To the same effect is the language of the Court in Williams v. Howard Johnson's Restaurant, supra [268 F.2d 847], viz.:

"This argument fails to observe the important distinction between activities that are required by the state and those which are carried out by voluntary choice and without compulsion by the people of the state in accordance with their own desires and social practices. * * * * * * "The customs of the people of a state do not constitute state action within the prohibition of the Fourteenth Amendment."

The effect of the contentions of defendants is to urge us to disregard and ignore certain rights of owners and taxpayers in the enjoyment of their property, unaffected by any public interest, in order that they may impose upon the proprietor their own concept of the proper use of his property *866 unsupported by any right under the law or Constitution to do so. We cannot forsake the rights of some citizens and establish rights for others not already granted by law to the prejudice of the former; this is a legislative function which it is not proper for this court to usurp. Tamalleo v. New Hampshire Jockey Club, Inc., 102 N.H. 547, 163 A.2d 10. The fundamental propositions presented here are not novel; we treat them as settled and their change is beyond our province.

The conviction and sentence are affirmed.


[1] Buchanan v. Warley, 245 U.S. 60, 38 S. Ct. 16, 62 L. Ed. 149; Flemming v. South Carolina Electric & Gas Co., 4 Cir., 224 F.2d 752, appeal dismissed, 351 U.S. 901, 76 S. Ct. 692, 100 L. Ed. 1439; Browder v. Gayle, D.C., 142 F. Supp. 707, affirmed, 352 U.S. 903, 77 S. Ct. 145, 1 L. Ed. 2d 114; Evers v. Dwyer, 358 U.S. 202, 3 L. Ed. 2d 222, 79 S. Ct. 178; Dorsey v. State Athletic Comm., D.C., 168 F. Supp. 149, appeal dismissed and certiorari denied, 359 U.S. 533, 79 S. Ct. 1137, 3 L. Ed. 2d 1028.

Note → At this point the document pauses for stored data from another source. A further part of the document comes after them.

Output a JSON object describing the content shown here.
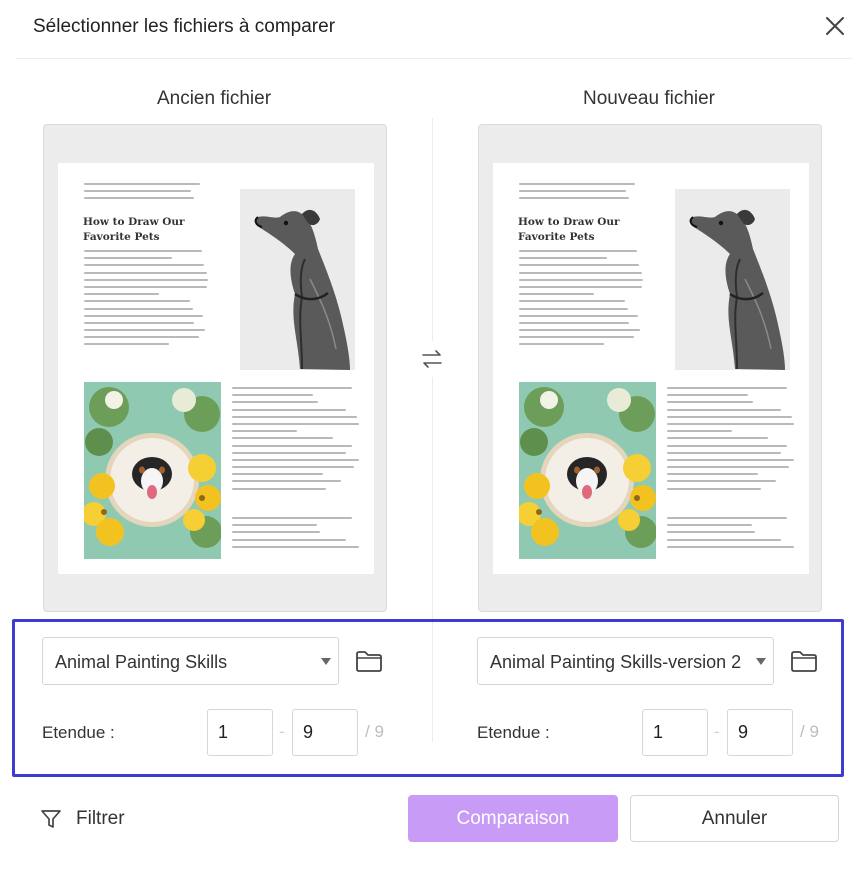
{
  "dialog": {
    "title": "Sélectionner les fichiers à comparer",
    "close_icon": "close-icon",
    "swap_icon": "swap-arrows-icon"
  },
  "left": {
    "title": "Ancien fichier",
    "file_name": "Animal Painting Skills",
    "folder_icon": "folder-icon",
    "range_label": "Etendue :",
    "range_from": "1",
    "range_dash": "-",
    "range_to": "9",
    "total_pages": "/ 9",
    "preview": {
      "heading_line1": "How to Draw Our",
      "heading_line2": "Favorite Pets"
    }
  },
  "right": {
    "title": "Nouveau fichier",
    "file_name": "Animal Painting Skills-version 2",
    "folder_icon": "folder-icon",
    "range_label": "Etendue :",
    "range_from": "1",
    "range_dash": "-",
    "range_to": "9",
    "total_pages": "/ 9",
    "preview": {
      "heading_line1": "How to Draw Our",
      "heading_line2": "Favorite Pets"
    }
  },
  "footer": {
    "filter_label": "Filtrer",
    "filter_icon": "filter-funnel-icon",
    "compare_label": "Comparaison",
    "cancel_label": "Annuler"
  },
  "colors": {
    "primary_button": "#c89bf6",
    "highlight_frame": "#3f3bd0"
  }
}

[2] See Official Journal of the Proceedings of the House of Representatives of the State of Louisiana, 23rd Regular Session, 1960; House Bills 343-366, inclusive.

[3] See Acts 68, 69, 70, 73, 76, 77, 78, 79, and 81, LSA-R.S. 14:126.2, 14:34.1, 14:103.1, 14:103, 14:79.1, 14:108, 14:59, 14:63.3, 14:63.4, 14:126.1, representing the only House Bills referred to in Footnote 2, which were enacted by the Legislature.